Who is the tallest?

JavaScript (ES6), 78 76 72 bytes

Thanks to @edc65 for -4 bytes

f=a=>a.map((c,i)=>(p>c|c<a[i+1]?q:r).push(p=c),p=q=[],r=[])&&r[1]?f(q):r

Takes in an array of integers and outputs an array containing only the winner.

Test snippet

f=a=>a.map((c,i)=>(p>c|c<a[i+1]?q:r).push(p=c),p=q=[],r=[])&&r[1]?f(q):r

g=a=>a?console.log("Input:",`[${a}]`,"Output:",f(a.map(Number))+""):console.error("Invalid input")

g([5,3,9,8,7])
g([1,2,9,4])
g([9,3,8,7,4,12,5])

<input id=I value="9 1 8 2 7 3 6 4 5"><button onclick="g(I.value.match(/\d+/g))">Run</button>

Here are a few other attempts, using .filter and array comprhensions:

f=a=>(q=a.filter((c,i)=>p>(p=c)|c<a[i+1]||0*r.push(c),p=r=[]))&&r[1]?f(q):r
f=a=>(r=a.filter((c,i)=>p<(p=c)&c>~~a[i+1]||0*r.push(c),p=q=[]))[1]?f(q):r
f=a=>[for(c of(i=p=q=[],r=[],a))(p>c|c<a[++i]?q:r).push(p=c)]&&r[1]?f(q):r
f=a=>(q=[for(c of(i=p=r=[],a))if(p>(p=c)|c<a[++i]||0*r.push(c))c])&&r[1]?f(q):r

Or a double for-loop, horribly long:

a=>eval("for(r=[,1];r[1]&&(p=i=q=[],r=[]);a=q)for(c of a)(p>c|c<a[++i]?q:r).push(p=c));r")

Explanation

The way this works is pretty simple: it builds an array of those who are relatively taller (r) and an array of those that aren't (q), then returns r if it only has one item; if not, it runs itself on q and returns the result of that.

MATL, 20 bytes

`tTYadZSd0<~&)nq}x2M

Input is a column vector, using ; as separator.

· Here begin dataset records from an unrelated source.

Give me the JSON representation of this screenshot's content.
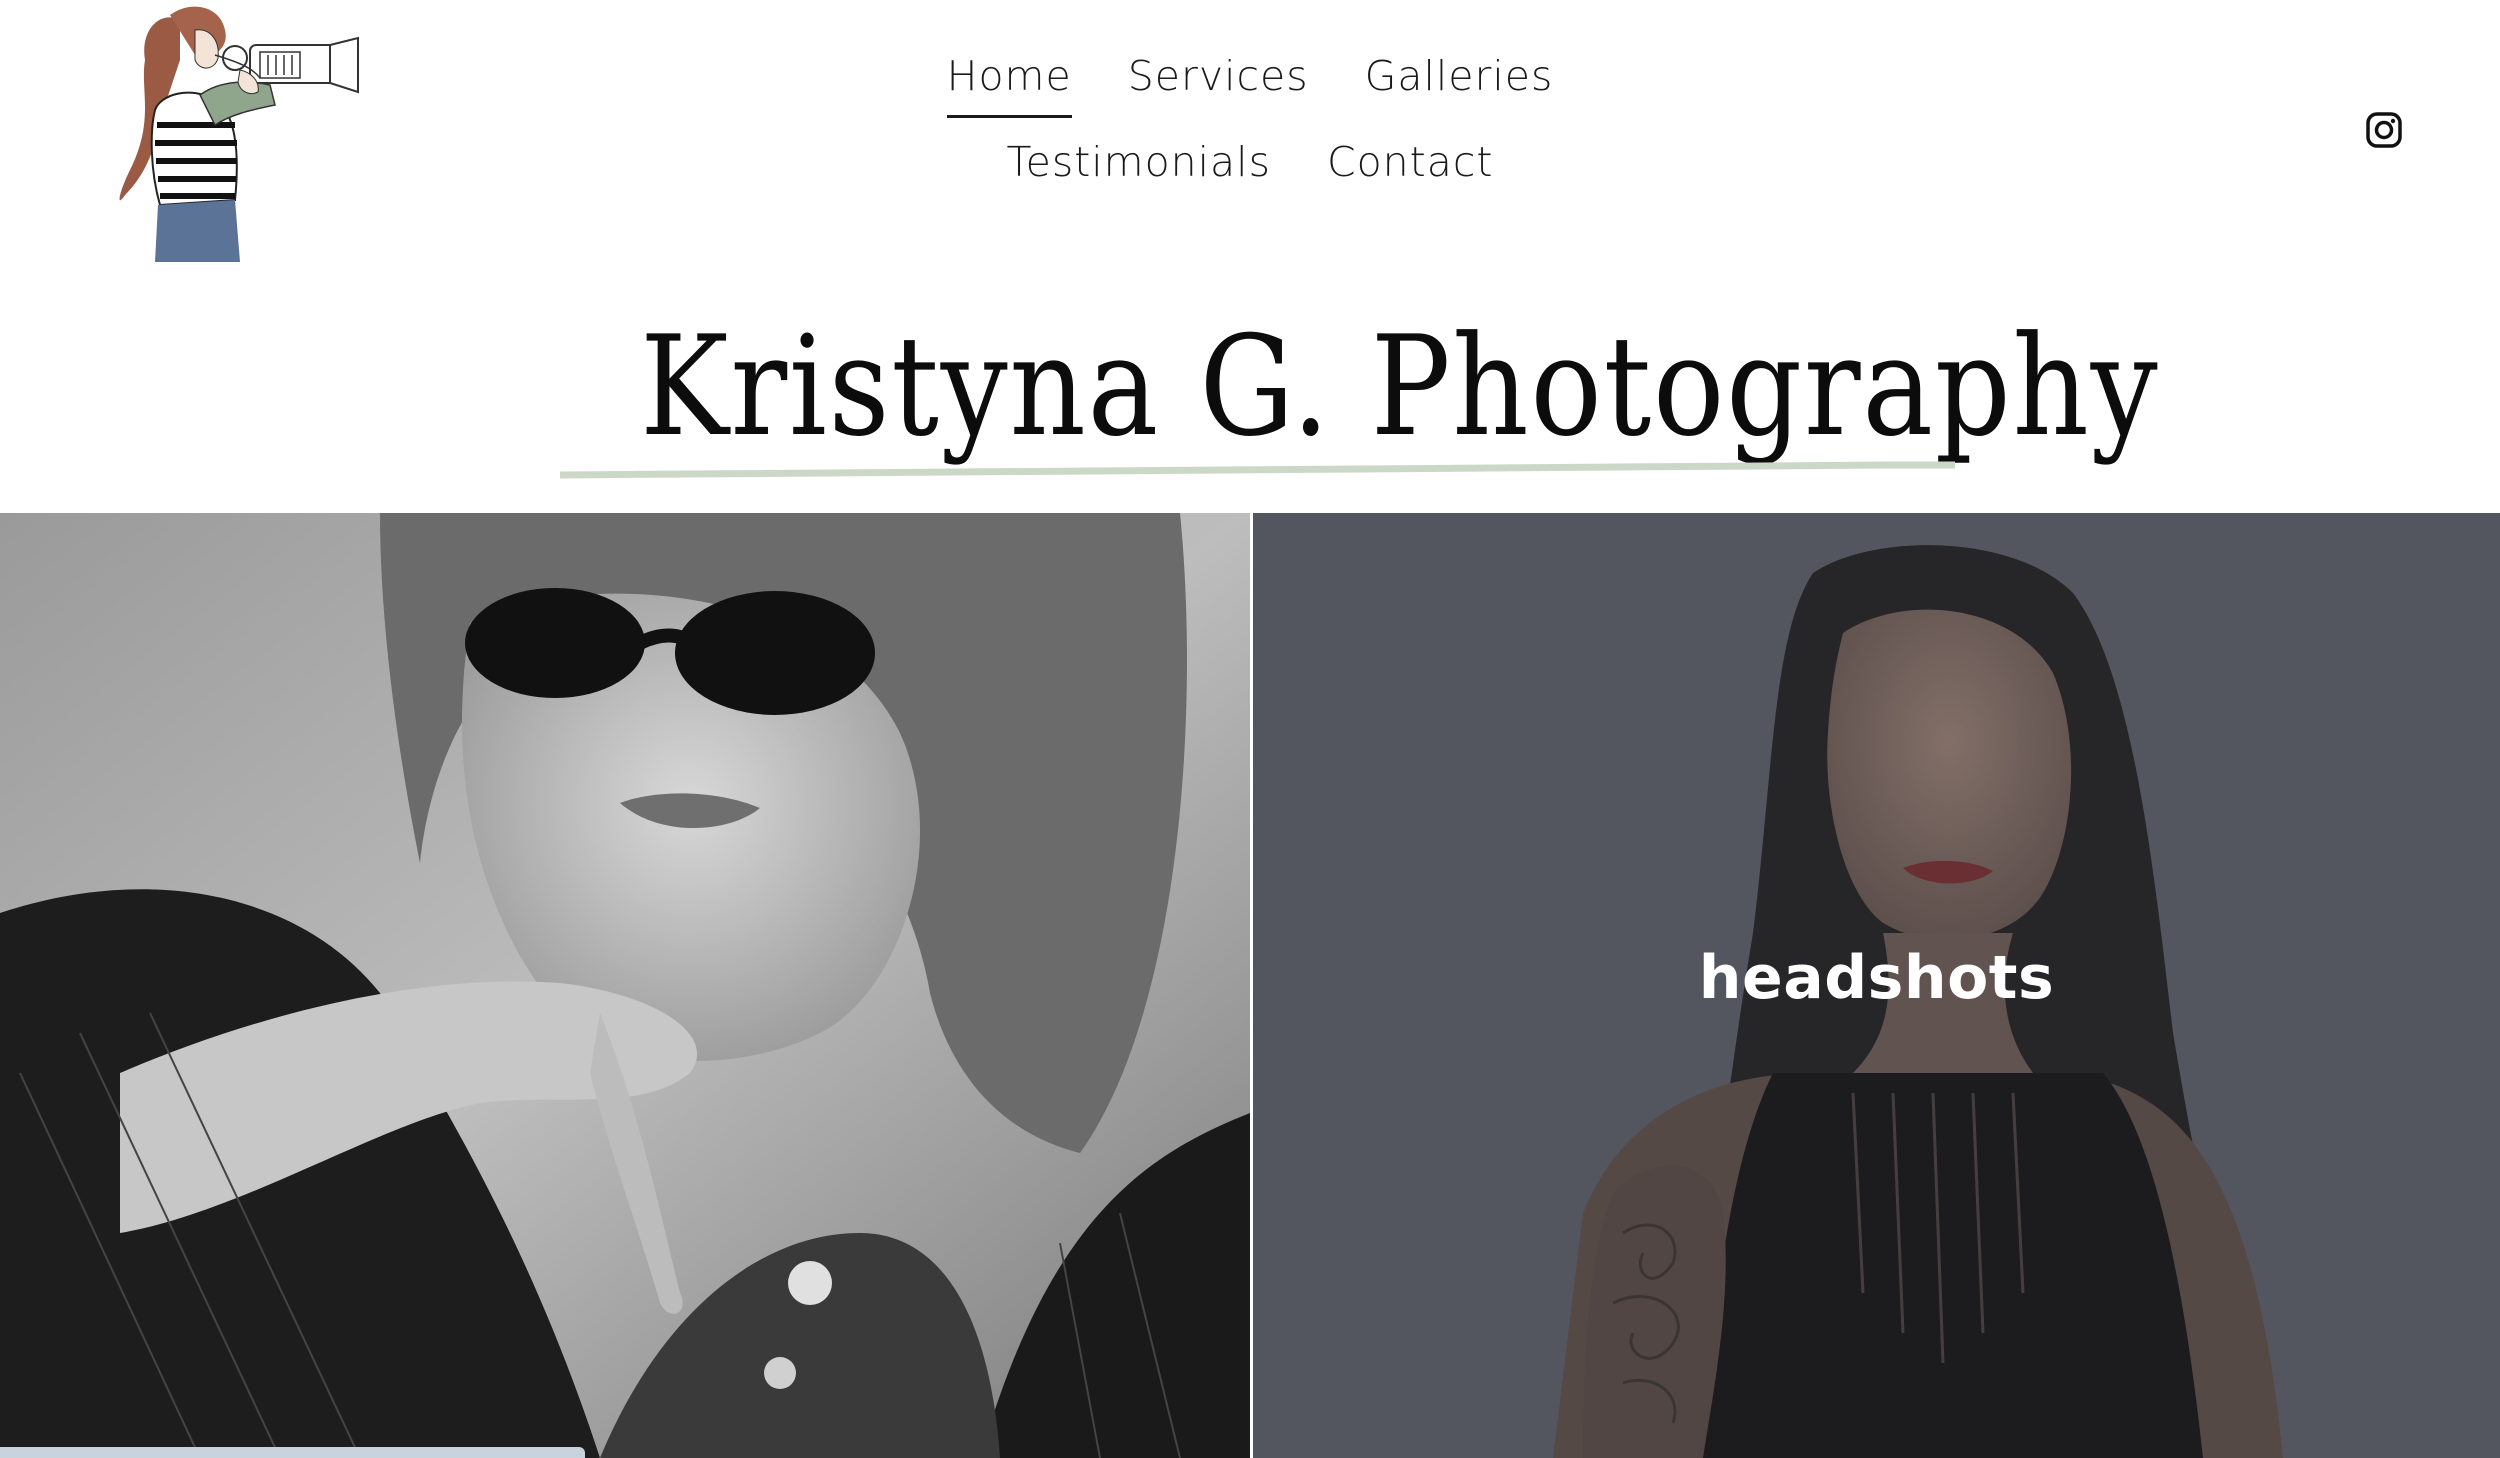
{
  "header": {
    "logo_icon": "photographer-illustration-icon",
    "nav": {
      "row1": [
        {
          "label": "Home",
          "active": true
        },
        {
          "label": "Services",
          "active": false
        },
        {
          "label": "Galleries",
          "active": false
        }
      ],
      "row2": [
        {
          "label": "Testimonials",
          "active": false
        },
        {
          "label": "Contact",
          "active": false
        }
      ]
    },
    "social_icon": "instagram-icon"
  },
  "hero": {
    "title": "Kristyna G. Photography",
    "underline_color": "#cbd8c8"
  },
  "gallery": {
    "tiles": [
      {
        "label": "",
        "photo": "black-and-white portrait with sunglasses"
      },
      {
        "label": "headshots",
        "photo": "color headshot portrait"
      }
    ]
  },
  "colors": {
    "background": "#ffffff",
    "text": "#111111",
    "accent": "#cbd8c8",
    "overlay": "#5b5e66"
  }
}
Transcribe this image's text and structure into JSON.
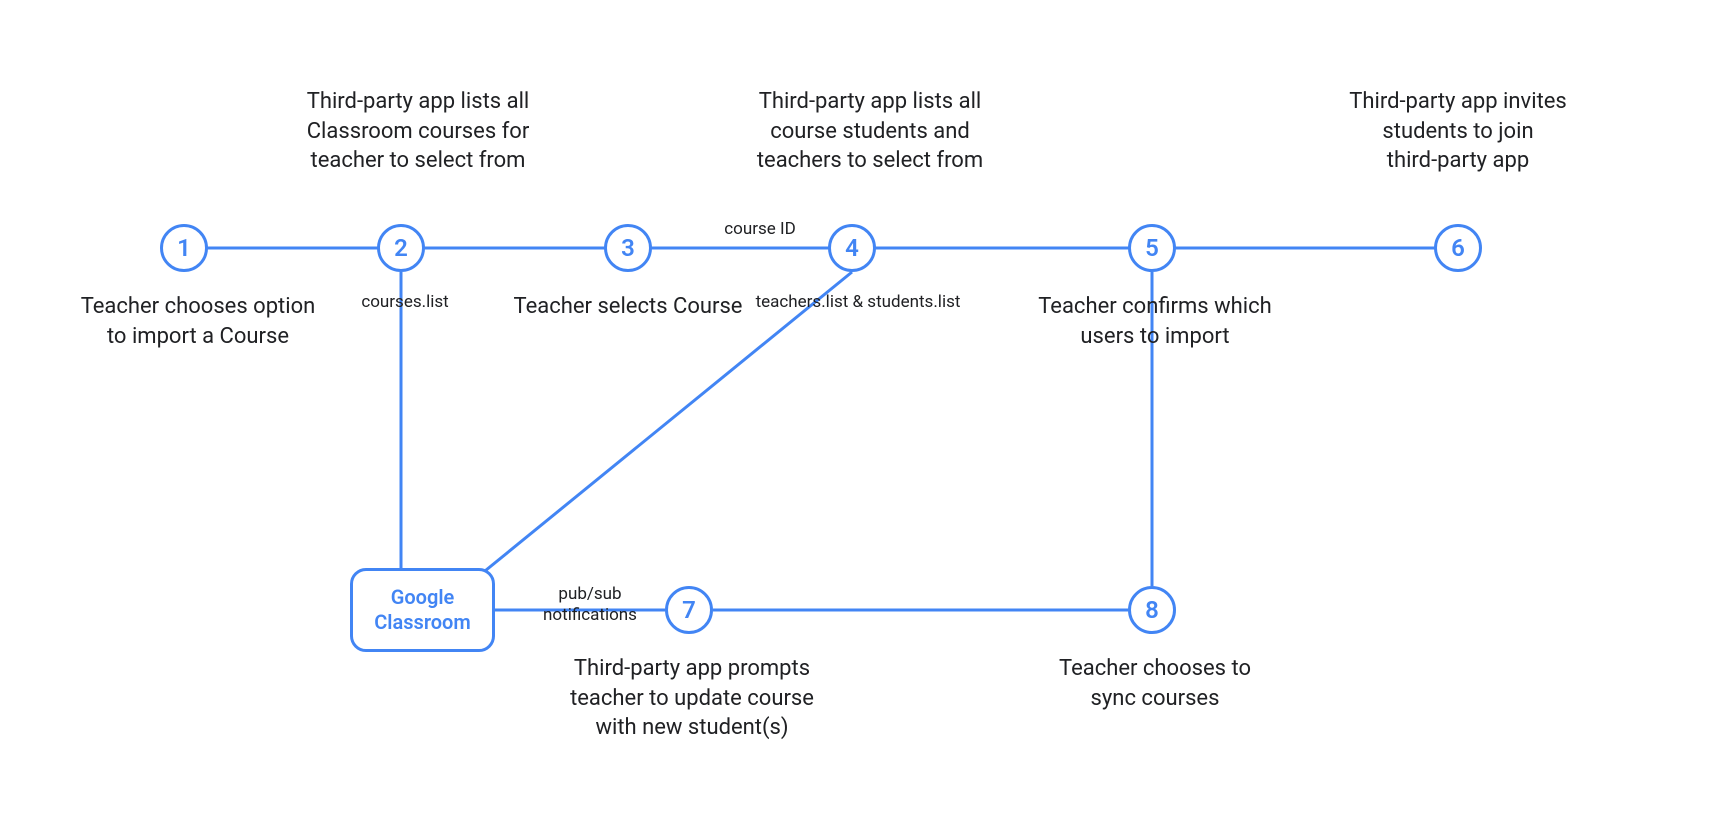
{
  "nodes": {
    "n1": {
      "num": "1",
      "labelBelow": "Teacher chooses option\nto import a Course"
    },
    "n2": {
      "num": "2",
      "labelAbove": "Third-party app lists all\nClassroom courses for\nteacher to select from",
      "apiBelow": "courses.list"
    },
    "n3": {
      "num": "3",
      "labelBelow": "Teacher selects Course"
    },
    "n4": {
      "num": "4",
      "labelAbove": "Third-party app lists all\ncourse students and\nteachers to select from",
      "apiBelow": "teachers.list &  students.list"
    },
    "n5": {
      "num": "5",
      "labelBelow": "Teacher confirms which\nusers to import"
    },
    "n6": {
      "num": "6",
      "labelAbove": "Third-party app invites\nstudents to join\nthird-party app"
    },
    "n7": {
      "num": "7",
      "labelBelow": "Third-party app prompts\nteacher to update course\nwith new student(s)"
    },
    "n8": {
      "num": "8",
      "labelBelow": "Teacher chooses to\nsync courses"
    },
    "gc": {
      "text": "Google\nClassroom"
    }
  },
  "edgeLabels": {
    "courseId": "course ID",
    "pubsub": "pub/sub\nnotifications"
  },
  "colors": {
    "accent": "#4285f4",
    "text": "#202124"
  }
}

Try it online! Or verify all test cases.

Explanation

This is a direct implementation of the procedure described in the challenge. A do...while loop keeps removing elements until only one has been removed; and that one is the output.

The elements to be removed are detected by taking differences, signum, then differences again. Those that give a negative value are the ones to be removed.

`        % Do...while
  t      %   Duplicate. Takes input (implicit) the first time
  TYa    %   Append and prepend a zero
  d      %   Consecutive differences
  ZS     %   Signum
  d      %   Consecutive differences
  0<~    %   Logical mask of non-negative values: these should be kept
  &)     %   Split array into two: those that should kept, then those removed
  nq     %   Size minus 1. This is used as loop condition. The loop will exit
         %   if this is 0, that is, if only one element was removed
}        % Finally (i.e. execute at the end of the loop)
  x      %   Delete array of remaining elements
  2M     %   Push last element that was removed
         % End (implicit)
         % Display (implicit)

Python3, 265 260 248 243 203 121 117 112 111 bytes

def T(I):
 b=[0];q=[];J=b+I+b
 for i,x in enumerate(I):[q,b][J[i]<x>J[i+2]]+=x,
 return len(b)<3and b[1]or T(q)

Thank you @ZacharyT, @orion, and @mathmandan for saving 5 45 a lot of bytes!